George Villiers, Duke of Buckingham

By 1672, it was in the possession of the Dukes of Buckingham and George Villiers, the 2nd Duke (1628-1687), was as typical a Restoration rake as you could wish for, revelling , gambling and generally living it up at the court of James II.

To be fair, he had been on the losing side of the English Civil War and had spent some of its aftermath locked up in the Tower of London, so I guess it’s not surprising he felt the need to let his hair down.  Except, in the spirit of the Merrie Monarch’s age of excess, he wasn’t so much a hair-letting-down guy as a proponent of full-on coiffure freefall. 

Needing to raise money, the duke sold off York House and its grounds to developers for £30k, adding the proviso that they had to commemorate him in the street names. His full name and title, mind you — no getting away with just Buckingham Street.

Although one of those would be part of it.  Buckingham House there is a bonus.
Doing It Properly

The developers, sensing a  bargain, readily agreed.  They made a George Street — the street that is now York Buildings — and a Villiers Street, which runs down the side of Charing Cross railway station. We already know there was a Duke Street, now part of John Adam Street, and Buckingham Street is shown above. That’s everything, right?  No.  Not quite.

This led to the shortest name given to a London alley, although it has since been renamed.

This is the alley in question.  That’s Villiers Street at the end there.

So what was it called? Well, today it’s York Place but the renaming of it caused an outcry amongst London’s notoriously bloody-minded residents; so much so that the old name is still noted on the sign.  In “George Villiers, Duke of Buckingham” there’s still one word unaccounted for…

Completism. They were doing it right.

Savoy Place

As a final note, Savoy Place, onto which Lower Robert Street exits, also takes its name from a vanished mansion. The Savoy Hotel stands on its grounds, opened in 1889 by the impresario Richard D’Oyly Carte (1844-1901), who had made a fortune as producer to Gilbert and Sullivan and who actually lived in one of the Adams’ Adelphi Buildings. Richard was able to snap the land up cheaply as a fire had ravaged it in 1864 and it had been derelict since. 

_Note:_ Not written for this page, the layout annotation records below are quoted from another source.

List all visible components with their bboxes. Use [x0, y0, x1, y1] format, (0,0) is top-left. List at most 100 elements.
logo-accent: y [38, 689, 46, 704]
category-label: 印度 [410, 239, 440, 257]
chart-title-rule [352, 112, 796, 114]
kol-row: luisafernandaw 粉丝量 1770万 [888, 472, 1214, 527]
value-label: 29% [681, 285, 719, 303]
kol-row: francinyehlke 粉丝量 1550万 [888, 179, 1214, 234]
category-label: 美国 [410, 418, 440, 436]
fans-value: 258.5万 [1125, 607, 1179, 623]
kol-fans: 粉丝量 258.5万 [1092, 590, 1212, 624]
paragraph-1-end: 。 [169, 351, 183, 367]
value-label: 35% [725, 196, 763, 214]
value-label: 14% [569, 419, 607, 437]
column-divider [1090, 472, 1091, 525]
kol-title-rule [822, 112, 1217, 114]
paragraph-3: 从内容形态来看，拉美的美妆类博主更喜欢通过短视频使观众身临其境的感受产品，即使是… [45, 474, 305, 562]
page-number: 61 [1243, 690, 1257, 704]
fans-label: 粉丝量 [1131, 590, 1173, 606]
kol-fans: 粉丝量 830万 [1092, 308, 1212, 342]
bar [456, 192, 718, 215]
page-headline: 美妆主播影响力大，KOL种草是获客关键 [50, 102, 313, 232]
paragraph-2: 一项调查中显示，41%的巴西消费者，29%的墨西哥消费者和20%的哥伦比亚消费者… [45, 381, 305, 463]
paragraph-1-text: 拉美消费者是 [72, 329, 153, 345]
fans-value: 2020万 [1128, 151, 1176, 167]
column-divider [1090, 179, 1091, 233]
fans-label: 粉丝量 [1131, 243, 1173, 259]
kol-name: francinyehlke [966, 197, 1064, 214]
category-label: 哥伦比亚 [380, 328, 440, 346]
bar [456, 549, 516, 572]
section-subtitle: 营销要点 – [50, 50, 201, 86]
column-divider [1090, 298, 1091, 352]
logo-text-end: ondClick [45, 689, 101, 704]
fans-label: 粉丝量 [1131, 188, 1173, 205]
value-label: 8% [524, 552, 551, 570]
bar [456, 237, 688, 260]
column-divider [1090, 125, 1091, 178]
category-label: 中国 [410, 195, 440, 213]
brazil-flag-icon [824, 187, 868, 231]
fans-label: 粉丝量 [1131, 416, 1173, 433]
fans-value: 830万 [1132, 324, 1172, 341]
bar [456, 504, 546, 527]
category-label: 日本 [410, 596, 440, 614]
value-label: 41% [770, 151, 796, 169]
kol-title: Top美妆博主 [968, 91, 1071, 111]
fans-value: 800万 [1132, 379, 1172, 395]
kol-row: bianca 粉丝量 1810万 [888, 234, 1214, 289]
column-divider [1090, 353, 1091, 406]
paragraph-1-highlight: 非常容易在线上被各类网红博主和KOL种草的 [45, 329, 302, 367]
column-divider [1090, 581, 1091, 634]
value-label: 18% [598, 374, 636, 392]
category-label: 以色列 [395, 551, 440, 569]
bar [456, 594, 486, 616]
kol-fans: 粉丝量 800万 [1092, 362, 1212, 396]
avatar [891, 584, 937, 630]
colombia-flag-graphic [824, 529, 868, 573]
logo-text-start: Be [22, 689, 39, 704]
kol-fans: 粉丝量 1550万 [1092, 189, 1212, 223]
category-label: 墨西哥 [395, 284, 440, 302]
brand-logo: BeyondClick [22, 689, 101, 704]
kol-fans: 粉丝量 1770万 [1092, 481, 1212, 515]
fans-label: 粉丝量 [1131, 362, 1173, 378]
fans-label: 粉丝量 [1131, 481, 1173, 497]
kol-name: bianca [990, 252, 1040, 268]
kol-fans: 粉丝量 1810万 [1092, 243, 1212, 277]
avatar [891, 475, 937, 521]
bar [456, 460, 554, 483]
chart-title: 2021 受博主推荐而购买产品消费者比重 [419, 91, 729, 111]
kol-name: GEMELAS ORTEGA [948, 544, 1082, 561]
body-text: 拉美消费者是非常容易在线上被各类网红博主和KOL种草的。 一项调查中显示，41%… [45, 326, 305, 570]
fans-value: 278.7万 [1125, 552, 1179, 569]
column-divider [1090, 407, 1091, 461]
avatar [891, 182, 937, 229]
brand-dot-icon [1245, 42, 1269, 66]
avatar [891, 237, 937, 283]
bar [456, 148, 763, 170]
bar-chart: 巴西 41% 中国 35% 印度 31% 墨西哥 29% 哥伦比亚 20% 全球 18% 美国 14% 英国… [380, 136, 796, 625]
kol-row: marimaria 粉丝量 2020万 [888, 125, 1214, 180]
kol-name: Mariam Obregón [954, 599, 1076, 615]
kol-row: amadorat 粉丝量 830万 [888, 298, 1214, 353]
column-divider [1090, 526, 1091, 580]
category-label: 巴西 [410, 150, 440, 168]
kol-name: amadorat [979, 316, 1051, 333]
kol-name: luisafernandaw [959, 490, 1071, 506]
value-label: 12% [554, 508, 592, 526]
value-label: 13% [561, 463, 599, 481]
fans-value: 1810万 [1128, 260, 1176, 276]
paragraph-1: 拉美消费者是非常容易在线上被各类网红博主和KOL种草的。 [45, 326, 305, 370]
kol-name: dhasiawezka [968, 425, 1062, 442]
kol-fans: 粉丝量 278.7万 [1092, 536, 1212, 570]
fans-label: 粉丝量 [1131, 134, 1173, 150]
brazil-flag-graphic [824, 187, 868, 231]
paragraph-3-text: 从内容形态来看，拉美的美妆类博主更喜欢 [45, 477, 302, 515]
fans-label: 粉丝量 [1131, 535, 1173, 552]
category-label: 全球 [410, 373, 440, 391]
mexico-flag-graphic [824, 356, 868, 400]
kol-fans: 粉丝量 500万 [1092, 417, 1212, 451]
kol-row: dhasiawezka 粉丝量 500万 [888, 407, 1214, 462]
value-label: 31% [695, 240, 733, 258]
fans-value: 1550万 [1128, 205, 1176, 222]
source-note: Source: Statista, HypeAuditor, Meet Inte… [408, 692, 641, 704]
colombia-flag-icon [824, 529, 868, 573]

The reason the estate is named for what was once a country and is now a region straddling the borders of France, Italy and Switzerland is that Peter II, Count of Savoy, was the maternal uncle of Eleanor of Provence, wife of King Henry III.  Peter accompanied his niece to England and Henry gave him land by the Thames, which included a palace built by Simon de Montfort. The palace is long gone — Wat Tyler burnt it down during the 1381 Peasant’s Revolt — but the name, as they say, lingers on.